“ROLLOVER BREAK-THRUST” OR TRIANGLE ZONE - THE ROLE OF FLANK THRUSTS ON DEFINING THE ARCHITECTURE OF THE LEADING EDGE OF FOLD AND THRUST BELTS

Detailed mapping, analysis, and kinematic modelling of the Kanarra Fold at the leading edge of the Sevier fold and thrust belt, SW Utah, indicate early-formed flank thrusts control the architecture of leading edge structures. Understanding processes leading to rollover break-thrusts or triangle zones will benefit hydrocarbon exploration in fold and thrust belts and is important in predicting hydrocarbon trap location, geometry, and fault seal behavior. We suggest the following process: 1) Rotation of early-formed flank thrusts within the forelimb of a fault propagation fold leads to formation of a rollover break-thrust. 2) The advancing thrust merges with the rollover break-thrust to form a ramp. 3) The leading edge of the fold and thrust belt advances up section. 4) Development of a triangle zone is terminated. We investigate the role of mechanical stratigraphy (layer thickness, lithology, and competence) and location of flank thrusts within the stratigraphy as important factors influencing competing processes – formation of a rollover break-thrust or a triangle zone. We integrate rock strength and elastic properties, derived from Schmidt hammer data collected in the field, into our geomechanical models. We evaluate the structural position and geometry of the advancing thrust and the presence/absence of a mechanically weak layer on flank thrust evolution. The absence of a mechanically weak layer and development of a fault propagation fold above the advancing thrust promotes flank thrust rotation to form a rollover break-thrust.

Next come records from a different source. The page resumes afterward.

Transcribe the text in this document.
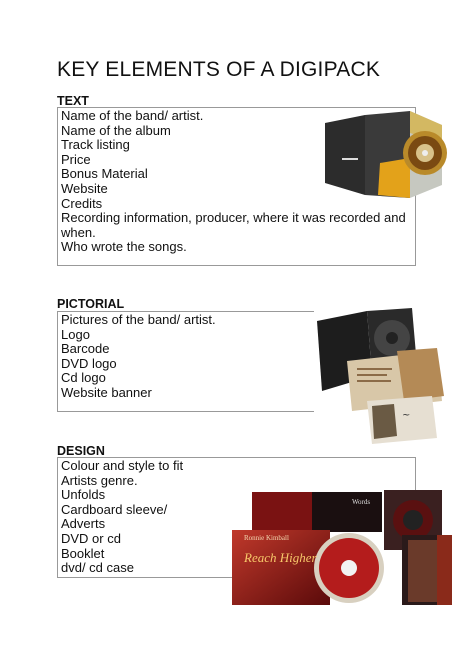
KEY ELEMENTS OF A DIGIPACK
TEXT
Name of the band/ artist.
Name of the album
Track listing
Price
Bonus Material
Website
Credits
Recording information, producer, where it was recorded and when.
Who wrote the songs.
PICTORIAL
Pictures of the band/ artist.
Logo
Barcode
DVD logo
Cd logo
Website banner
DESIGN
Colour and style to fit
Artists genre.
Unfolds
Cardboard sleeve/
Adverts
DVD or cd
Booklet
dvd/ cd case
~
Ronnie Kimball
Reach Higher
Words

The presence of a mechanically weak layer, development of a thrust flat, and formation of a fault bend fold above the advancing thrust favors flank thrusts forming a roof thrust and development of a triangle zone. Steep to overturned strata in leading edge structures are commonly difficult to resolve, and in these areas distinction between the two structures will benefit from mechanical stratigraphy-based geomechanical model predictions.